Closed laurenceisla closed 2 months ago
IO tests are failing in "no-default config" tests:
This is because, while the base64 encoded jwt-secret
is at least 32 chars, once it's decoded it has less than 32 characters. If I'm not mistaken, this is how it worked before, but now we're failing before starting PostgREST.
Also, could this be considered a breaking change or just a feature/fix? PostgREST will fail and won't run or reload the config (if it's already running) when the secret has less than 32 characters. I think this is better because it's mostly an admin issue with the config, not for the end user.
This is related to #3629. When setting, for example, set_config('pgrst.jwt_secret', 'small-secret', true);
, then it will happen what's mentioned in that issue.
This is because, while the base64 encoded jwt-secret is at least 32 chars, once it's decoded it has less than 32 characters. If I'm not mistaken, this is how it worked before, but now we're failing before starting PostgREST.
I don't think so, the limit was enforced after decoding.

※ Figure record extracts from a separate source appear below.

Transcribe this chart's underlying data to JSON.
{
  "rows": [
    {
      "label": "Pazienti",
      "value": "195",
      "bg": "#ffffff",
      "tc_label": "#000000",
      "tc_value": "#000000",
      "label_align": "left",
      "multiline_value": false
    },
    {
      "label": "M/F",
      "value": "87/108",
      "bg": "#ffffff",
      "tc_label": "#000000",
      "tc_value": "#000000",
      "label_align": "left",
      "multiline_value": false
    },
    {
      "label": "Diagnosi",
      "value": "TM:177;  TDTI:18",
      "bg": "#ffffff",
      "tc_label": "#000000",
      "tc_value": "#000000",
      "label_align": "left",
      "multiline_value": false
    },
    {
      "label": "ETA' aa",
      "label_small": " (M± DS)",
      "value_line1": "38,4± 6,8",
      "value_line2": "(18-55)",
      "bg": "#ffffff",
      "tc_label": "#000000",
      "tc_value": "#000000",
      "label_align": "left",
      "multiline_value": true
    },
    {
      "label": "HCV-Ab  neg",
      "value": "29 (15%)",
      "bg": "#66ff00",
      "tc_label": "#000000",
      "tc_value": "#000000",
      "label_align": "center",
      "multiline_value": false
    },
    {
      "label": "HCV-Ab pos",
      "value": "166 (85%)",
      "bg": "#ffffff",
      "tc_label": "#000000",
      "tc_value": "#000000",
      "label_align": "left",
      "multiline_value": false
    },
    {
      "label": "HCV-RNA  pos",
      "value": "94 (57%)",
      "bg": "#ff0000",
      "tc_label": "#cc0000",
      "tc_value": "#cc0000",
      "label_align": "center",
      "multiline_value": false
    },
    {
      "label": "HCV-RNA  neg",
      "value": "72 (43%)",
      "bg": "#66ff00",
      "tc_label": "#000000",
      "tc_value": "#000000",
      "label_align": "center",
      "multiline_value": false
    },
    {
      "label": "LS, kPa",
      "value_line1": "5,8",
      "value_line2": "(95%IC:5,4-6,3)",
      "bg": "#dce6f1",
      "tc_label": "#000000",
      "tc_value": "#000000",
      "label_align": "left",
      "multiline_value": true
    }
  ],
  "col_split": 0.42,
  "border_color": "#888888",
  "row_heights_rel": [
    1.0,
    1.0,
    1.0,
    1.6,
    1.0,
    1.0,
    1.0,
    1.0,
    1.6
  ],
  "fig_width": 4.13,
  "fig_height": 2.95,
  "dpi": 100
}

Also, could this be considered a breaking change or just a feature/fix? PostgREST will fail and won't run or reload the config (if it's already running) when the secret has less than 32 characters. I think this is better because it's mostly an admin issue with the config, not for the end user.
I'd say it's a feature/change, not a fix. PostgREST was able to serve anonymous requests with a short secret, so that technically takes some use-cases away, I'd say. It might even be a breaking change, but that's not really important at this stage, because we have merged a few things already which will require a major version bump anyway.
the limit was enforced after decoding.
Ah I worded it wrongly, that's what I meant to say.
It might even be a breaking change, but that's not really important at this stage, because we have merged a few things already which will require a major version bump anyway.
:+1:
Closes #3607 and addresses part of #1840.